Diduga kuat, buah sawit yang diangkut adalah hasil panen yang diklaim dari lahan perusahan dan area garapan warga yang berkonflik dengan perusahaan.
Kehadiran Brimob bersenjata di tengah perkebunan kelapa sawit swasta adalah bentuk keberpihakan yang telanjang dan menampar fungsi kepolisian!” tegas Eliasib. dengan nada berapi-api.
Saat dikonfrontasi, anggota Brimob menunjukkan Surat Perintah (Sprin) yang berasal dari Kapolda Sulbar, Kombes Pol Adi Derian Jayamarta.
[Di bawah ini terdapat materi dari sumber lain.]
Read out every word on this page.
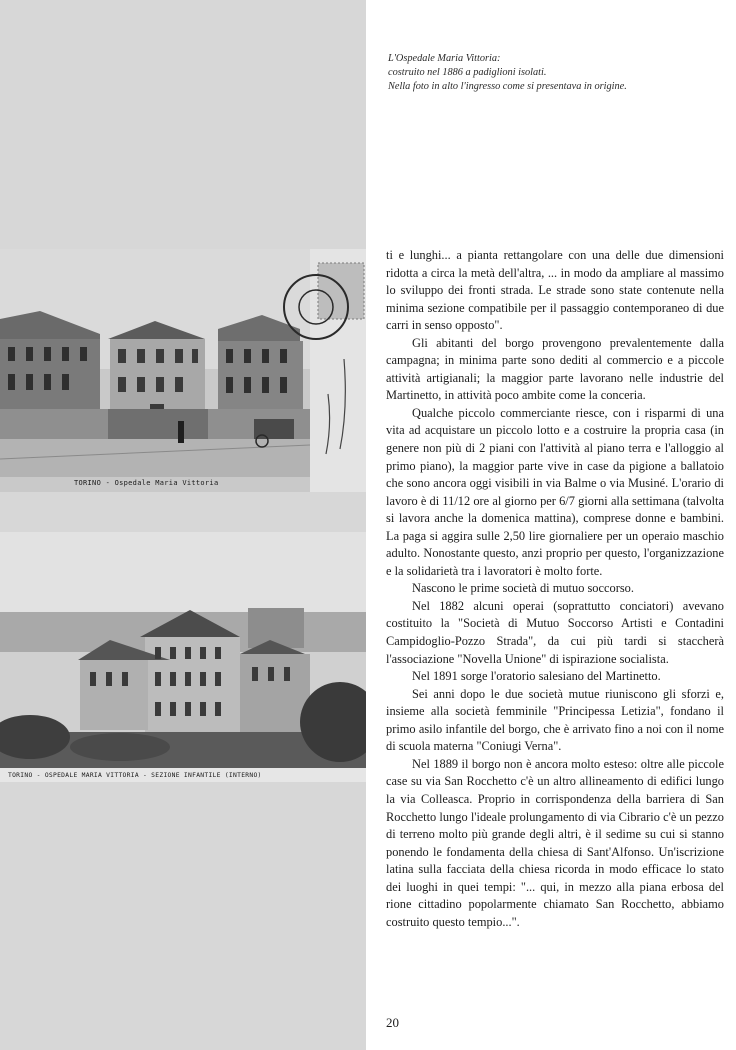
TORINO - Ospedale Maria Vittoria
TORINO - OSPEDALE MARIA VITTORIA - SEZIONE INFANTILE (INTERNO)
L'Ospedale Maria Vittoria:
costruito nel 1886 a padiglioni isolati.
Nella foto in alto l'ingresso come si presentava in origine.

ti e lunghi... a pianta rettangolare con una delle due dimensioni ridotta a circa la metà dell'altra, ... in modo da ampliare al massimo lo sviluppo dei fronti strada. Le strade sono state contenute nella minima sezione compatibile per il passaggio contemporaneo di due carri in senso opposto".

Gli abitanti del borgo provengono prevalentemente dalla campagna; in minima parte sono dediti al commercio e a piccole attività artigianali; la maggior parte lavorano nelle industrie del Martinetto, in attività poco ambite come la conceria.

Qualche piccolo commerciante riesce, con i risparmi di una vita ad acquistare un piccolo lotto e a costruire la propria casa (in genere non più di 2 piani con l'attività al piano terra e l'alloggio al primo piano), la maggior parte vive in case da pigione a ballatoio che sono ancora oggi visibili in via Balme o via Musiné. L'orario di lavoro è di 11/12 ore al giorno per 6/7 giorni alla settimana (talvolta si lavora anche la domenica mattina), comprese donne e bambini. La paga si aggira sulle 2,50 lire giornaliere per un operaio maschio adulto. Nonostante questo, anzi proprio per questo, l'organizzazione e la solidarietà tra i lavoratori è molto forte.

Nascono le prime società di mutuo soccorso.

Nel 1882 alcuni operai (soprattutto conciatori) avevano costituito la "Società di Mutuo Soccorso Artisti e Contadini Campidoglio-Pozzo Strada", da cui più tardi si staccherà l'associazione "Novella Unione" di ispirazione socialista.

Nel 1891 sorge l'oratorio salesiano del Martinetto.

Sei anni dopo le due società mutue riuniscono gli sforzi e, insieme alla società femminile "Principessa Letizia", fondano il primo asilo infantile del borgo, che è arrivato fino a noi con il nome di scuola materna "Coniugi Verna".

Nel 1889 il borgo non è ancora molto esteso: oltre alle piccole case su via San Rocchetto c'è un altro allineamento di edifici lungo la via Colleasca. Proprio in corrispondenza della barriera di San Rocchetto lungo l'ideale prolungamento di via Cibrario c'è un pezzo di terreno molto più grande degli altri, è il sedime su cui si stanno ponendo le fondamenta della chiesa di Sant'Alfonso. Un'iscrizione latina sulla facciata della chiesa ricorda in modo efficace lo stato dei luoghi in quei tempi: "... qui, in mezzo alla piana erbosa del rione cittadino popolarmente chiamato San Rocchetto, abbiamo costruito questo tempio...".

20
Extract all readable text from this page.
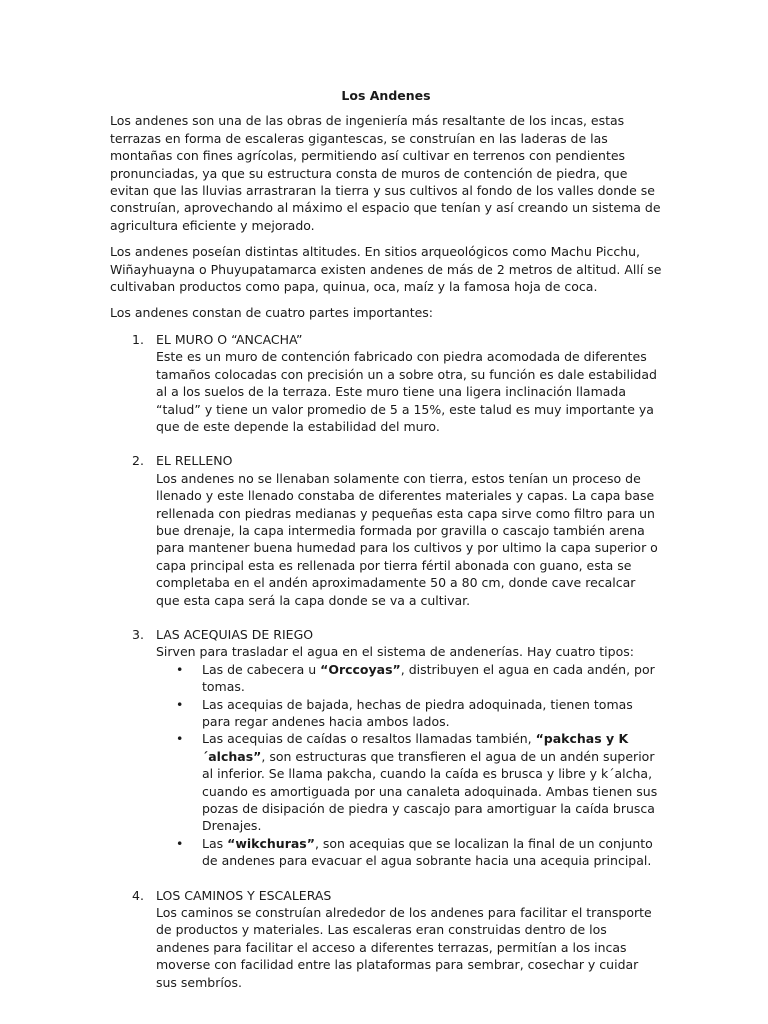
Los Andenes

Los andenes son una de las obras de ingeniería más resaltante de los incas, estas terrazas en forma de escaleras gigantescas, se construían en las laderas de las montañas con fines agrícolas, permitiendo así cultivar en terrenos con pendientes pronunciadas, ya que su estructura consta de muros de contención de piedra, que evitan que las lluvias arrastraran la tierra y sus cultivos al fondo de los valles donde se construían, aprovechando al máximo el espacio que tenían y así creando un sistema de agricultura eficiente y mejorado.

Los andenes poseían distintas altitudes. En sitios arqueológicos como Machu Picchu, Wiñayhuayna o Phuyupatamarca existen andenes de más de 2 metros de altitud. Allí se cultivaban productos como papa, quinua, oca, maíz y la famosa hoja de coca.

Los andenes constan de cuatro partes importantes:

1. EL MURO O “ANCACHA”
Este es un muro de contención fabricado con piedra acomodada de diferentes tamaños colocadas con precisión un a sobre otra, su función es dale estabilidad al a los suelos de la terraza. Este muro tiene una ligera inclinación llamada “talud” y tiene un valor promedio de 5 a 15%, este talud es muy importante ya que de este depende la estabilidad del muro.
2. EL RELLENO
Los andenes no se llenaban solamente con tierra, estos tenían un proceso de llenado y este llenado constaba de diferentes materiales y capas. La capa base rellenada con piedras medianas y pequeñas esta capa sirve como filtro para un bue drenaje, la capa intermedia formada por gravilla o cascajo también arena para mantener buena humedad para los cultivos y por ultimo la capa superior o capa principal esta es rellenada por tierra fértil abonada con guano, esta se completaba en el andén aproximadamente 50 a 80 cm, donde cave recalcar que esta capa será la capa donde se va a cultivar.
3. LAS ACEQUIAS DE RIEGO
Sirven para trasladar el agua en el sistema de andenerías. Hay cuatro tipos:
• Las de cabecera u “Orccoyas”, distribuyen el agua en cada andén, por tomas.
• Las acequias de bajada, hechas de piedra adoquinada, tienen tomas para regar andenes hacia ambos lados.
• Las acequias de caídas o resaltos llamadas también, “pakchas y K´alchas”, son estructuras que transfieren el agua de un andén superior al inferior. Se llama pakcha, cuando la caída es brusca y libre y k´alcha, cuando es amortiguada por una canaleta adoquinada. Ambas tienen sus pozas de disipación de piedra y cascajo para amortiguar la caída brusca Drenajes.
• Las “wikchuras”, son acequias que se localizan la final de un conjunto de andenes para evacuar el agua sobrante hacia una acequia principal.
4. LOS CAMINOS Y ESCALERAS
Los caminos se construían alrededor de los andenes para facilitar el transporte de productos y materiales. Las escaleras eran construidas dentro de los andenes para facilitar el acceso a diferentes terrazas, permitían a los incas moverse con facilidad entre las plataformas para sembrar, cosechar y cuidar sus sembríos.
Alasannya untuk pengawasan di area HGU.
Namun, LP-K.P.K menilai dalih ini lemah dan mempertanyakan urgensi pengerahan pasukan bersenjata di area yang bukan zona terorisme, narkoba, atau ancaman keamanan nasional.
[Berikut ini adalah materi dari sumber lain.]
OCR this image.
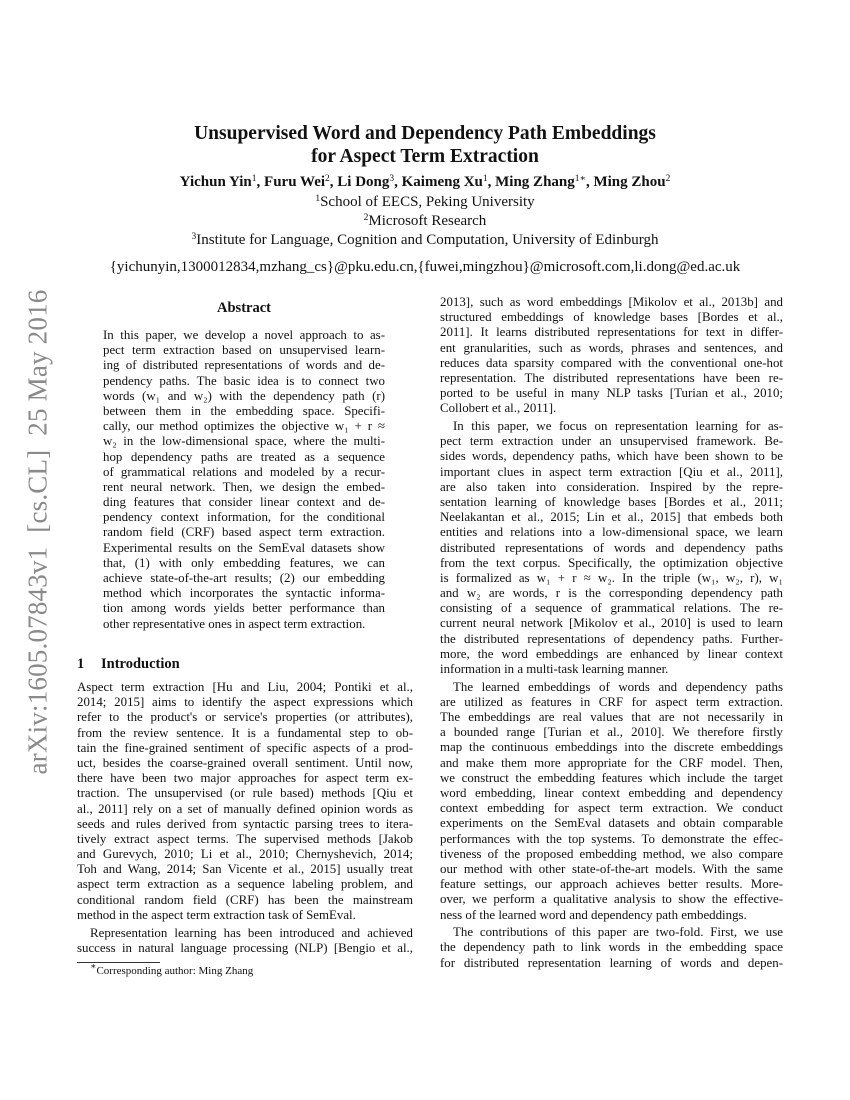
arXiv:1605.07843v1  [cs.CL]  25 May 2016
Unsupervised Word and Dependency Path Embeddings
for Aspect Term Extraction
Yichun Yin$^1$, Furu Wei$^2$, Li Dong$^3$, Kaimeng Xu$^1$, Ming Zhang$^{1∗}$, Ming Zhou$^2$
$^1$School of EECS, Peking University
$^2$Microsoft Research
$^3$Institute for Language, Cognition and Computation, University of Edinburgh
{yichunyin,1300012834,mzhang_cs}@pku.edu.cn,{fuwei,mingzhou}@microsoft.com,li.dong@ed.ac.uk
Abstract
In this paper, we develop a novel approach to as-
pect term extraction based on unsupervised learn-
ing of distributed representations of words and de-
pendency paths. The basic idea is to connect two
words (w₁ and w₂) with the dependency path (r)
between them in the embedding space. Specifi-
cally, our method optimizes the objective w₁ + r ≈
w₂ in the low-dimensional space, where the multi-
hop dependency paths are treated as a sequence
of grammatical relations and modeled by a recur-
rent neural network. Then, we design the embed-
ding features that consider linear context and de-
pendency context information, for the conditional
random field (CRF) based aspect term extraction.
Experimental results on the SemEval datasets show
that, (1) with only embedding features, we can
achieve state-of-the-art results; (2) our embedding
method which incorporates the syntactic informa-
tion among words yields better performance than
other representative ones in aspect term extraction.
1 Introduction
Aspect term extraction [Hu and Liu, 2004; Pontiki et al.,
2014; 2015] aims to identify the aspect expressions which
refer to the product's or service's properties (or attributes),
from the review sentence. It is a fundamental step to ob-
tain the fine-grained sentiment of specific aspects of a prod-
uct, besides the coarse-grained overall sentiment. Until now,
there have been two major approaches for aspect term ex-
traction. The unsupervised (or rule based) methods [Qiu et
al., 2011] rely on a set of manually defined opinion words as
seeds and rules derived from syntactic parsing trees to itera-
tively extract aspect terms. The supervised methods [Jakob
and Gurevych, 2010; Li et al., 2010; Chernyshevich, 2014;
Toh and Wang, 2014; San Vicente et al., 2015] usually treat
aspect term extraction as a sequence labeling problem, and
conditional random field (CRF) has been the mainstream
method in the aspect term extraction task of SemEval.
Representation learning has been introduced and achieved
success in natural language processing (NLP) [Bengio et al.,
2013], such as word embeddings [Mikolov et al., 2013b] and
structured embeddings of knowledge bases [Bordes et al.,
2011]. It learns distributed representations for text in differ-
ent granularities, such as words, phrases and sentences, and
reduces data sparsity compared with the conventional one-hot
representation. The distributed representations have been re-
ported to be useful in many NLP tasks [Turian et al., 2010;
Collobert et al., 2011].
In this paper, we focus on representation learning for as-
pect term extraction under an unsupervised framework. Be-
sides words, dependency paths, which have been shown to be
important clues in aspect term extraction [Qiu et al., 2011],
are also taken into consideration. Inspired by the repre-
sentation learning of knowledge bases [Bordes et al., 2011;
Neelakantan et al., 2015; Lin et al., 2015] that embeds both
entities and relations into a low-dimensional space, we learn
distributed representations of words and dependency paths
from the text corpus. Specifically, the optimization objective
is formalized as w₁ + r ≈ w₂. In the triple (w₁, w₂, r), w₁
and w₂ are words, r is the corresponding dependency path
consisting of a sequence of grammatical relations. The re-
current neural network [Mikolov et al., 2010] is used to learn
the distributed representations of dependency paths. Further-
more, the word embeddings are enhanced by linear context
information in a multi-task learning manner.
The learned embeddings of words and dependency paths
are utilized as features in CRF for aspect term extraction.
The embeddings are real values that are not necessarily in
a bounded range [Turian et al., 2010]. We therefore firstly
map the continuous embeddings into the discrete embeddings
and make them more appropriate for the CRF model. Then,
we construct the embedding features which include the target
word embedding, linear context embedding and dependency
context embedding for aspect term extraction. We conduct
experiments on the SemEval datasets and obtain comparable
performances with the top systems. To demonstrate the effec-
tiveness of the proposed embedding method, we also compare
our method with other state-of-the-art models. With the same
feature settings, our approach achieves better results. More-
over, we perform a qualitative analysis to show the effective-
ness of the learned word and dependency path embeddings.
The contributions of this paper are two-fold. First, we use
the dependency path to link words in the embedding space
for distributed representation learning of words and depen-
∗Corresponding author: Ming Zhang
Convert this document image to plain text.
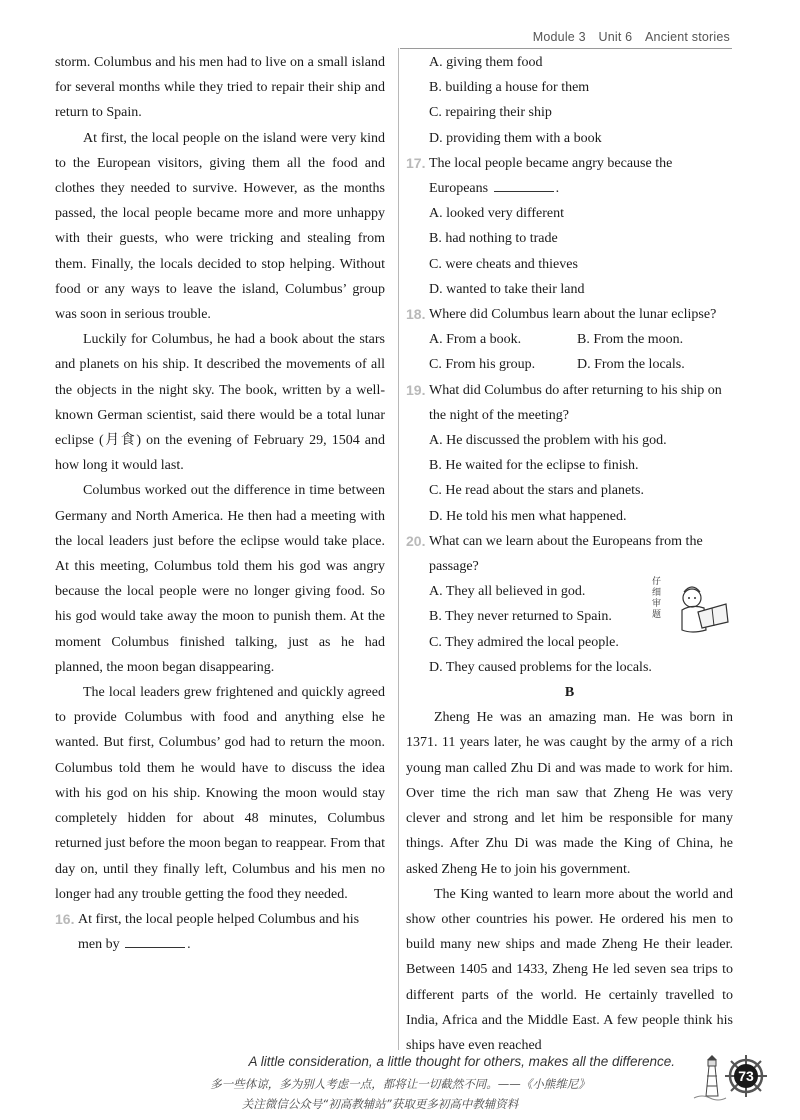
Module 3 Unit 6 Ancient stories

storm. Columbus and his men had to live on a small island for several months while they tried to repair their ship and return to Spain.

At first, the local people on the island were very kind to the European visitors, giving them all the food and clothes they needed to survive. However, as the months passed, the local people became more and more unhappy with their guests, who were tricking and stealing from them. Finally, the locals decided to stop helping. Without food or any ways to leave the island, Columbus’ group was soon in serious trouble.

Luckily for Columbus, he had a book about the stars and planets on his ship. It described the movements of all the objects in the night sky. The book, written by a well-known German scientist, said there would be a total lunar eclipse (月食) on the evening of February 29, 1504 and how long it would last.

Columbus worked out the difference in time between Germany and North America. He then had a meeting with the local leaders just before the eclipse would take place. At this meeting, Columbus told them his god was angry because the local people were no longer giving food. So his god would take away the moon to punish them. At the moment Columbus finished talking, just as he had planned, the moon began disappearing.

The local leaders grew frightened and quickly agreed to provide Columbus with food and anything else he wanted. But first, Columbus’ god had to return the moon. Columbus told them he would have to discuss the idea with his god on his ship. Knowing the moon would stay completely hidden for about 48 minutes, Columbus returned just before the moon began to reappear. From that day on, until they finally left, Columbus and his men no longer had any trouble getting the food they needed.

16. At first, the local people helped Columbus and his men by	.

A. giving them food

B. building a house for them

C. repairing their ship

D. providing them with a book

17. The local people became angry because the Europeans	.

A. looked very different

B. had nothing to trade

C. were cheats and thieves

D. wanted to take their land

18. Where did Columbus learn about the lunar eclipse?
A. From a book.	B. From the moon.
C. From his group.	D. From the locals.
19. What did Columbus do after returning to his ship on the night of the meeting?

A. He discussed the problem with his god.

B. He waited for the eclipse to finish.

C. He read about the stars and planets.

D. He told his men what happened.

20. What can we learn about the Europeans from the passage?

A. They all believed in god.

B. They never returned to Spain.

C. They admired the local people.

D. They caused problems for the locals.

B

Zheng He was an amazing man. He was born in 1371. 11 years later, he was caught by the army of a rich young man called Zhu Di and was made to work for him. Over time the rich man saw that Zheng He was very clever and strong and let him be responsible for many things. After Zhu Di was made the King of China, he asked Zheng He to join his government.

The King wanted to learn more about the world and show other countries his power. He ordered his men to build many new ships and made Zheng He their leader. Between 1405 and 1433, Zheng He led seven sea trips to different parts of the world. He certainly travelled to India, Africa and the Middle East. A few people think his ships have even reached

仔
细
审
题
A little consideration, a little thought for others, makes all the difference.
多一些体谅，多为别人考虑一点，都将让一切截然不同。——《小熊维尼》
关注微信公众号“初高教辅站”获取更多初高中教辅资料
73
“Polisi adalah alat negara yang digaji oleh rakyat, bukan alat keamanan perusahaan. Kehadiran Brimob bersenjata di area perkebunan kelapa sawit milik swasta adalah bentuk keberpihakan pada korporasi dan terhadap fungsi kepolisian,” tegas Eliasib.
Dalam investigasi di lokasi, pihak LP-K.P.K meminta bukti resmi dokumen HGU yang menjadi dasar klaim lahan perusahaan. Namun, petugas keamanan perusahaan bernama Arif hanya menunjukkan peta digital di ponsel, tanpa stempel atau tanda tangan resmi dari BPN (Badan Pertanahan Nasional).
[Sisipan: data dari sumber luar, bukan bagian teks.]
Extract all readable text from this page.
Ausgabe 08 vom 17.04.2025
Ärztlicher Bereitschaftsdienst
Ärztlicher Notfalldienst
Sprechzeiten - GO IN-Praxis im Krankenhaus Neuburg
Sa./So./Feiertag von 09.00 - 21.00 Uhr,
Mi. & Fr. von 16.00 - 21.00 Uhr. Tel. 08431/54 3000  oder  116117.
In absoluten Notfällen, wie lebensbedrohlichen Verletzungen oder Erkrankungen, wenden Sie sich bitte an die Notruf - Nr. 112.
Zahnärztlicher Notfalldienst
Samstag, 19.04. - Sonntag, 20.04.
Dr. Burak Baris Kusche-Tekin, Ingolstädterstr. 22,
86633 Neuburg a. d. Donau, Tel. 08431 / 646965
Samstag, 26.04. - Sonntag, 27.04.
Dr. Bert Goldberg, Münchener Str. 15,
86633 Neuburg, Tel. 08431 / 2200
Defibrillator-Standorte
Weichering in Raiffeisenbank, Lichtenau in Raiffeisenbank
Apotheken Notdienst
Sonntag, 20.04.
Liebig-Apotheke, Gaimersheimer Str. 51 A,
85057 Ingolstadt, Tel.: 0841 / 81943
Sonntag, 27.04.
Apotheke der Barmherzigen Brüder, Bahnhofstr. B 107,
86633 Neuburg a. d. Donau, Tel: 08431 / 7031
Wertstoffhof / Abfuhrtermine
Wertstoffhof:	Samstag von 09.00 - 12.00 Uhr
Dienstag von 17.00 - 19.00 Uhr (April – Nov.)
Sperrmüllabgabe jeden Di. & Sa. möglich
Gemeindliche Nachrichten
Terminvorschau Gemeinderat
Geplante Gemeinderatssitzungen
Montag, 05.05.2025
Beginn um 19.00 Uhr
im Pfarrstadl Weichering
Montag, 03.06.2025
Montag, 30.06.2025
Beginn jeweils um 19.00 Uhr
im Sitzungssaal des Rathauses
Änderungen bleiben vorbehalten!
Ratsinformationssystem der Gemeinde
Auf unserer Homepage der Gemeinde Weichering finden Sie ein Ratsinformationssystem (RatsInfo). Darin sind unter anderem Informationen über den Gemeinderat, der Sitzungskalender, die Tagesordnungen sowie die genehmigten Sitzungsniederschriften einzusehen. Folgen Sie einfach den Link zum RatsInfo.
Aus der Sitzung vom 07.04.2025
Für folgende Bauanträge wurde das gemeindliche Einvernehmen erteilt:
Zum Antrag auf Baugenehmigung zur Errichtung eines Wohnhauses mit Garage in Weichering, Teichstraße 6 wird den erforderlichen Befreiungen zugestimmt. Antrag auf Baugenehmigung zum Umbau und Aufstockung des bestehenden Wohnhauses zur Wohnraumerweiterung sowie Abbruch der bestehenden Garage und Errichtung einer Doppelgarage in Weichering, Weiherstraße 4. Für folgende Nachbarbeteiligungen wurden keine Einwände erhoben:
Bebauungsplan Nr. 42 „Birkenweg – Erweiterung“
“Peta tanpa legalisasi BPN bukan dokumen sah. Kami menuntut keterbukaan dan transparansi, karena HGU adalah dokumen publik sesuai Undang-Undang Keterbukaan Informasi Publik maka wajib diperlihatkan ke publik” tegas Eliasib.
LP-K.P.K menilai tindakan PT. Pasangkayu yang mengangkut hasil panen masyarakat dengan dalih “lahan perusahaan” tanpa bukti legal formal berpotensi melanggar hukum pidana, khususnya terkait perampasan hasil panen rakyat di area abu-abu.
LP-K.P.K menyoroti bahwa tindakan ini berpotensi melanggar berbagai ketentuan hukum nasional, di antaranya:
- UU No. 2 Tahun 2002 tentang Kepolisian Negara Republik Indonesia
- Pasal 13: Polisi bertugas melindungi dan mengayomi masyarakat, bukan korporasi.
- Pasal 19 ayat (1): Anggota Polri dilarang menyalahgunakan kewenangan.
- Pengawalan perusahaan melibatkan aparat bersenjata khususnya di area perkebunan sawit perlu dipertanyakan
- Perkap No. 8 Tahun 2021 tentang Penggunaan Kekuatan dalam Tindakan Kepolisian Penggunaan senjata api wajib memenuhi prinsip legalitas, nesesitas, dan proporsionalitas.
- Kehadiran Brimob bersenjata di lokasi tanpa ancaman nyata dinilai tidak proporsional dan menyalahi etika kepolisian.
- UU No. 14 Tahun 2008 tentang Keterbukaan Informasi Publik
- Pasal 2 ayat (1): Informasi publik bersifat terbuka.
- Pasal 11 ayat (1) huruf (b): Maka wajib data HGU diumumkan secara berkala ke publik
- Penolakan perusahaan menunjukkan indikasi pelanggaran keterbukaan publik.
- UU No. 18 Tahun 2013 tentang Pencegahan dan Pemberantasan Perusakan Hutan
Lebih lanjut Eliasib menyatakan beberapa poin sebagai berikut :
- Meninjau ulang terhadap Sprin Brimob Polda Sulbar yang digunakan dalam kegiatan di PT. Pasangkayu.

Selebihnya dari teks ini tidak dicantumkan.